Worksite enforcement is likely to take center stage in 2018. Last October, the acting director of Immigration and Customs Enforcement (ICE), Tom Homan, announced plans to increase I-9 audits and investigations in the upcoming year. Under applicable law, employers are required to complete a Form I-9, Employment Eligibility Verification, for each new hire. According to Homan, ICE plans to quintuple I-9 audits and investigations in 2018. He added, “Not only are we going to prosecute the employers that hire illegal workers, we’re going to detain and remove the illegal alien workers.”[1]

In light of this anticipated ramp up in I-9 audits and investigations, employers should pause to ensure their employment eligibility programs are in proper order. The Immigration and Nationality Act (INA) states that “[i]t is unlawful for a person or other entity … to hire … for employment in the United States an alien knowing the alien is an unauthorized alien … with respect to such employment.”[2] In addition, the INA emphasizes that “[i]t is unlawful for a person or other entity, after hiring an alien for employment… , to continue to employ the alien in the United States knowing the alien is (or has become) an unauthorized alien with respect to such employment.”[3]

In other words, employers need to confirm the employees they are onboarding hold proper documentation to work legally in the United States, and they need to ensure that their existing workforces continue to hold employment authorization.

For nearly 10 years, ICE has had in place a comprehensive worksite enforcement strategy that is designed to target both workers and employers for criminal charges.[4] The strategy includes the use of traditional tools of criminal investigation, such as “confidential sources and cooperating witnesses, introduction to undercover agents, consensual and nonconsensual intercepts, and Form I-9 audits.”[5] In the absence of criminal prosecution, the strategy will focus on civil fines and debarment. Nonetheless, ICE maintains that “[o]ftentimes, Form I-9 inspections [will be] an effective means of furthering criminal investigations.”[6] Although prior administrations have relied upon and used this strategy over the past decade, the Trump administration plans to pursue it with renewed vigor.

Some employers appear to misunderstand the scope of their potential exposure for immigration-related violations. In many cases, a civil audit represents the beginning of an employer’s problems. ICE, of course, takes the view that double jeopardy does not attach to civil fine proceedings, making it possible for the agency to pursue both civil sanctions and criminal prosecutions against the same employer.

In the context of civil audits, employers have been subjected to increasingly large fines.

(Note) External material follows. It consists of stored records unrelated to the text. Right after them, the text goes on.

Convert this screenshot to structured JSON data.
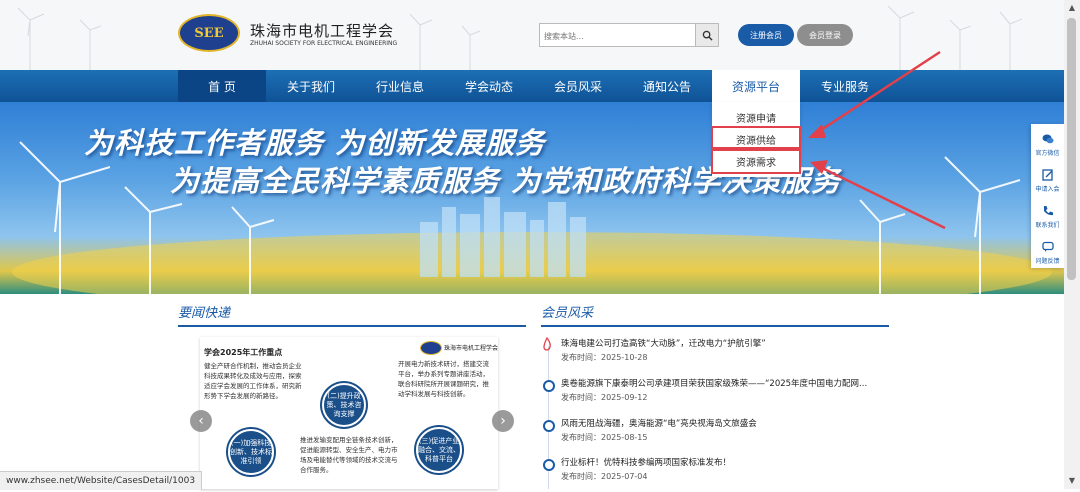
{
  "header": {
    "logo_text": "SEE",
    "site_name": "珠海市电机工程学会",
    "site_name_en": "ZHUHAI SOCIETY FOR ELECTRICAL ENGINEERING",
    "search_placeholder": "搜索本站...",
    "register_label": "注册会员",
    "login_label": "会员登录"
  },
  "nav": {
    "items": [
      "首 页",
      "关于我们",
      "行业信息",
      "学会动态",
      "会员风采",
      "通知公告",
      "资源平台",
      "专业服务"
    ],
    "dropdown": [
      "资源申请",
      "资源供给",
      "资源需求"
    ]
  },
  "banner": {
    "line1": "为科技工作者服务 为创新发展服务",
    "line2": "为提高全民科学素质服务 为党和政府科学决策服务"
  },
  "sidebar": [
    "官方微信",
    "申请入会",
    "联系我们",
    "问题反馈"
  ],
  "news": {
    "title": "要闻快递",
    "card_heading": "学会2025年工作重点",
    "card_org": "珠海市电机工程学会",
    "card_left_text": "健全产研合作机制，推动会员企业科技成果转化及成效与应用，探索适应学会发展的工作体系，研究新形势下学会发展的新路径。",
    "card_right_text": "开展电力新技术研讨，搭建交流平台，举办系列专题讲座活动，联合科研院所开展课题研究，推动学科发展与科技创新。",
    "card_bottom_text": "推进发输变配用全链条技术创新，促进能源转型、安全生产、电力市场及电能替代等领域的技术交流与合作服务。",
    "bubble1": "(二)提升政策、技术咨询支撑",
    "bubble2": "(一)加强科技创新、技术标准引领",
    "bubble3": "(三)促进产业融合、交流、科普平台",
    "prev": "‹",
    "next": "›"
  },
  "members": {
    "title": "会员风采",
    "items": [
      {
        "title": "珠海电建公司打造高铁“大动脉”，迁改电力“护航引擎”",
        "date": "发布时间：2025-10-28"
      },
      {
        "title": "奥卷能源旗下康泰明公司承建项目荣获国家级殊荣——“2025年度中国电力配网...",
        "date": "发布时间：2025-09-12"
      },
      {
        "title": "风雨无阻战海疆，奥海能源“电”亮央视海岛文旅盛会",
        "date": "发布时间：2025-08-15"
      },
      {
        "title": "行业标杆！优特科技参编两项国家标准发布！",
        "date": "发布时间：2025-07-04"
      }
    ]
  },
  "status_url": "www.zhsee.net/Website/CasesDetail/1003",
  "colors": {
    "brand": "#1a5ba8",
    "highlight": "#e2404a",
    "nav_active": "#0b4586"
  }
}
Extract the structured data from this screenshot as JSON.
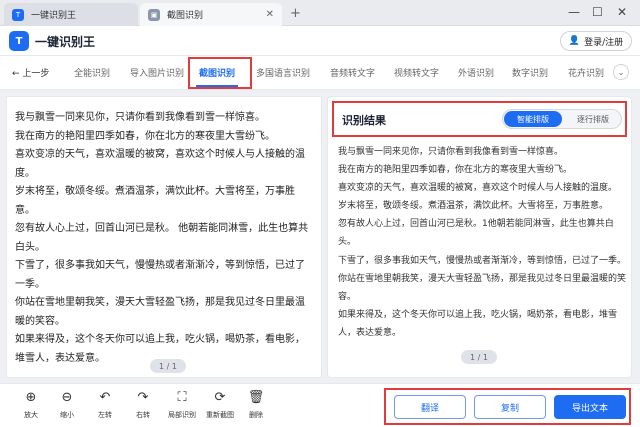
{
  "tabs": [
    {
      "label": "一键识别王"
    },
    {
      "label": "截图识别"
    }
  ],
  "window": {
    "minimize": "—",
    "maximize": "☐",
    "close": "✕",
    "tab_close": "✕",
    "new_tab": "+"
  },
  "header": {
    "app_name": "一键识别王",
    "logo_glyph": "T",
    "login_label": "登录/注册"
  },
  "nav": {
    "back_label": "上一步",
    "items": [
      {
        "label": "全能识别"
      },
      {
        "label": "导入图片识别"
      },
      {
        "label": "截图识别"
      },
      {
        "label": "多国语言识别"
      },
      {
        "label": "音频转文字"
      },
      {
        "label": "视频转文字"
      },
      {
        "label": "外语识别"
      },
      {
        "label": "数字识别"
      },
      {
        "label": "花卉识别"
      }
    ],
    "active_index": 2
  },
  "left_panel": {
    "lines": [
      "我与飘雪一同来见你，只请你看到我像看到雪一样惊喜。",
      "我在南方的艳阳里四季如春，你在北方的寒夜里大雪纷飞。",
      "喜欢变凉的天气，喜欢温暖的被窝，喜欢这个时候人与人接触的温度。",
      "岁末将至，敬颂冬绥。煮酒温茶，满饮此杯。大雪将至，万事胜意。",
      "忽有故人心上过，回首山河已是秋。 他朝若能同淋雪，此生也算共白头。",
      "下雪了，很多事我如天气，慢慢热或者渐渐冷，等到惊悟，已过了一季。",
      "你站在雪地里朝我笑，漫天大雪轻盈飞扬，那是我见过冬日里最温暖的笑容。",
      "如果来得及，这个冬天你可以追上我，吃火锅，喝奶茶，看电影，堆雪人，表达爱意。"
    ],
    "pager": "1 / 1"
  },
  "right_panel": {
    "title": "识别结果",
    "mode_smart": "智能排版",
    "mode_line": "逐行排版",
    "lines": [
      "我与飘雪一同来见你，只请你看到我像看到雪一样惊喜。",
      "我在南方的艳阳里四季如春，你在北方的寒夜里大雪纷飞。",
      "喜欢变凉的天气，喜欢温暖的被窝，喜欢这个时候人与人接触的温度。",
      "岁末将至，敬颂冬绥。煮酒温茶，满饮此杯。大雪将至，万事胜意。",
      "忽有故人心上过，回首山河已是秋。1他朝若能同淋雪，此生也算共白头。",
      "下雪了，很多事我如天气，慢慢热或者渐渐冷，等到惊悟，已过了一季。",
      "你站在雪地里朝我笑，漫天大雪轻盈飞扬，那是我见过冬日里最温暖的笑容。",
      "如果来得及，这个冬天你可以追上我，吃火锅，喝奶茶，看电影，堆雪人，表达爱意。"
    ],
    "pager": "1 / 1"
  },
  "toolbar": {
    "tools": [
      {
        "label": "放大",
        "icon": "zoom-in-icon",
        "glyph": "⊕"
      },
      {
        "label": "缩小",
        "icon": "zoom-out-icon",
        "glyph": "⊖"
      },
      {
        "label": "左转",
        "icon": "rotate-left-icon",
        "glyph": "↶"
      },
      {
        "label": "右转",
        "icon": "rotate-right-icon",
        "glyph": "↷"
      },
      {
        "label": "局部识别",
        "icon": "region-select-icon",
        "glyph": "⛶"
      },
      {
        "label": "重新截图",
        "icon": "refresh-icon",
        "glyph": "⟳"
      },
      {
        "label": "删除",
        "icon": "trash-icon",
        "glyph": "🗑"
      }
    ],
    "translate_label": "翻译",
    "copy_label": "复制",
    "export_label": "导出文本"
  },
  "colors": {
    "accent": "#1d6cf2",
    "highlight": "#e23b3b"
  }
}
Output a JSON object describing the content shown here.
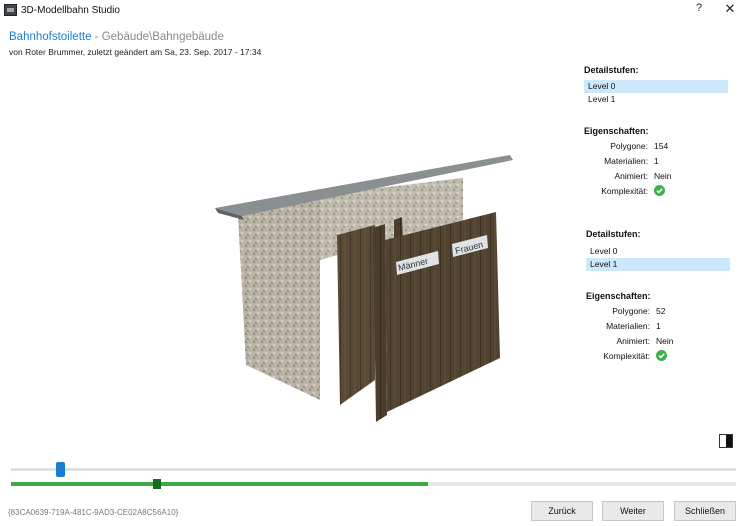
{
  "window": {
    "title": "3D-Modellbahn Studio",
    "help_label": "?",
    "close_label": "✕"
  },
  "header": {
    "model_name": "Bahnhofstoilette",
    "model_path": " - Gebäude\\Bahngebäude",
    "subtitle": "von Roter Brummer, zuletzt geändert am Sa, 23. Sep. 2017 - 17:34"
  },
  "panel1": {
    "detail_heading": "Detailstufen:",
    "levels": [
      "Level 0",
      "Level 1"
    ],
    "selected_level": "Level 0",
    "props_heading": "Eigenschaften:",
    "polygone_label": "Polygone:",
    "polygone_value": "154",
    "materialien_label": "Materialien:",
    "materialien_value": "1",
    "animiert_label": "Animiert:",
    "animiert_value": "Nein",
    "komplexitaet_label": "Komplexität:",
    "komplexitaet_icon": "check-circle-icon"
  },
  "panel2": {
    "detail_heading": "Detailstufen:",
    "levels": [
      "Level 0",
      "Level 1"
    ],
    "selected_level": "Level 1",
    "props_heading": "Eigenschaften:",
    "polygone_label": "Polygone:",
    "polygone_value": "52",
    "materialien_label": "Materialien:",
    "materialien_value": "1",
    "animiert_label": "Animiert:",
    "animiert_value": "Nein",
    "komplexitaet_label": "Komplexität:",
    "komplexitaet_icon": "check-circle-icon"
  },
  "model_signs": {
    "left": "Männer",
    "right": "Frauen"
  },
  "sliders": {
    "progress_fraction": 0.575
  },
  "footer": {
    "guid": "{83CA0639-719A-481C-9AD3-CE02A8C56A10}",
    "back_label": "Zurück",
    "next_label": "Weiter",
    "close_label": "Schließen"
  },
  "colors": {
    "accent": "#1a7fd0",
    "progress": "#3ea945",
    "selection": "#cce8fb",
    "ok": "#3fb04c"
  }
}
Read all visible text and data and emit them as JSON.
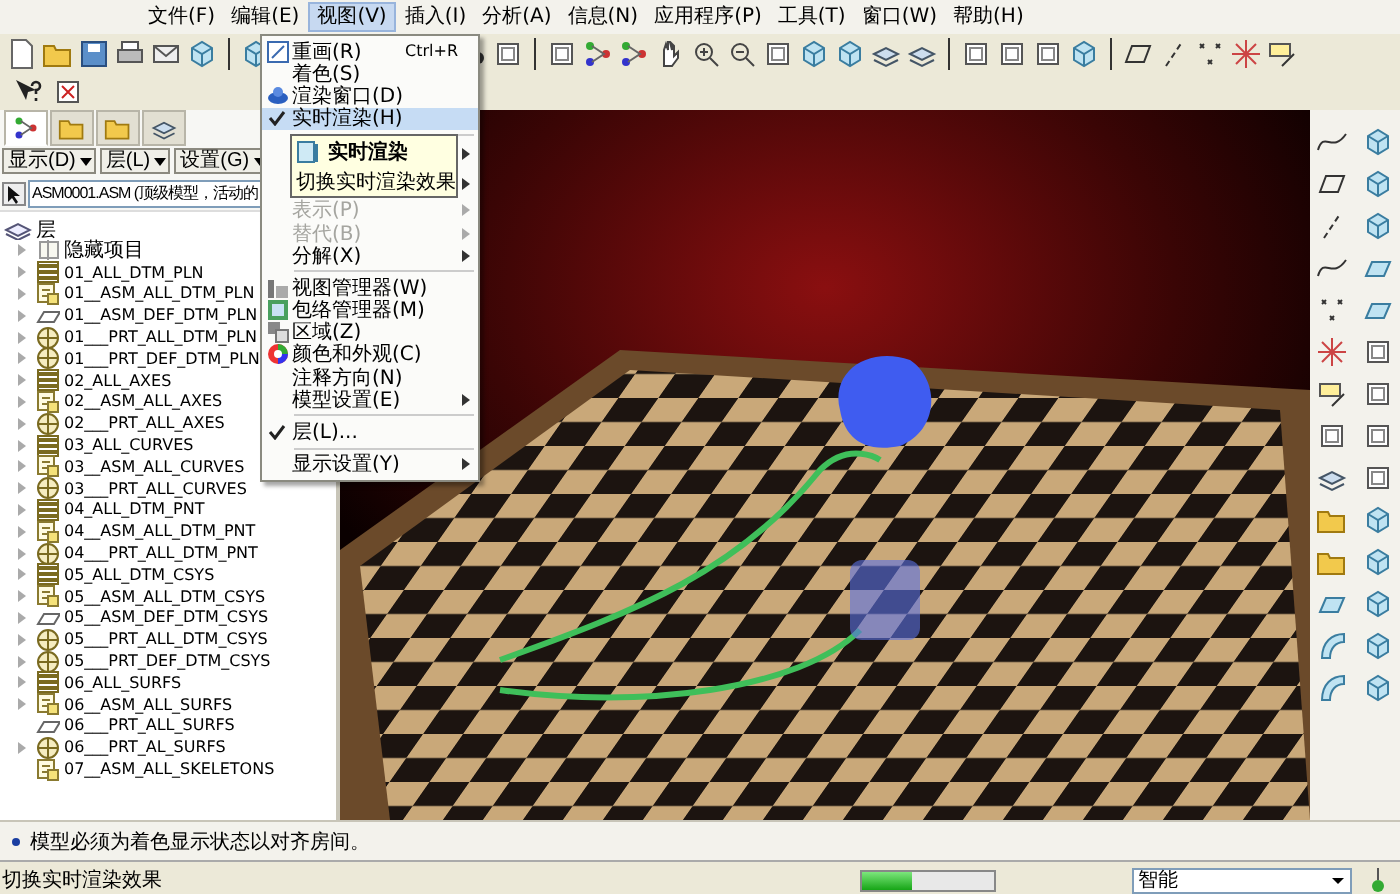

Civil fines will typically arise over substantive errors during the I-9 verification process (e.g., failure to timely or properly complete the Form I-9, etc.). In some cases, those fines have reached several million dollars. Consequently, employers would be wise to review their Forms I-9 and ensure that they have been properly completed. Employers may also want to consider enrolling in E-Verify (a program that checks the information on a Form I-9 against databases operated by the Department of Homeland Security and the Social Security Administration). While E-Verify is not required for most employers (with the exception of certain federal contractors and employers in some states, such as Arizona), the program allows companies to enjoy the presumption of a legal workforce when it comes to I-9 audits. Even so, E-Verify does not offer a safe haven or immunity for employers. Indeed, a number of E-Verify employers have been hit with fines for failing to have compliant Forms I-9.

In the context of criminal investigations, employers face fines, forfeitures, and even prison time (for those involved in the criminal conduct). Criminal liability will typically arise in situations in which employers are on notice that the employees they are hiring (or have already hired) are working in this country in violation of law. While these types of cases can lead to extreme financial burdens (with one case recently settling for $95 million), they can also lead to potential prison time for anybody involved in the criminal activity.

The days of turning a blind eye to immigration-related problems in the workplace have thus passed. Based on ICE’s stated intent to increase I-9 audits and investigations, employers will want to work with competent legal counsel to ensure that they are in compliance (or taking steps to get into compliance) with the law. Those who continue to play the odds in this area very well may run into serious legal trouble.


Chris Thomas is the managing shareholder of the immigration practice for the Denver office of Ogletree Deakins. With over 20 years of experience in employment-based immigration, he has extensive experience in guiding employers through nonimmigrant and immigrant visa processes. He also represents employers in their efforts to be in compliance under applicable immigration law and in audits and investigations involving outside regulators.


[2]. INA § 274A(a)(1)(A).

[3]. INA § 274A(a)(2).

[4]. See Memo, Forman, Director, Office of Investigations, ICE, “Worksite Enforcement Strategy” (April 30, 2009), directing field offices to “use administrative tools to advance criminal cases.”

[5]. Id. at 2.

[6]. ICE, Guide to Administrative Form I-9 Inspections and Civil Monetary Penalties (Nov. 5, 2008).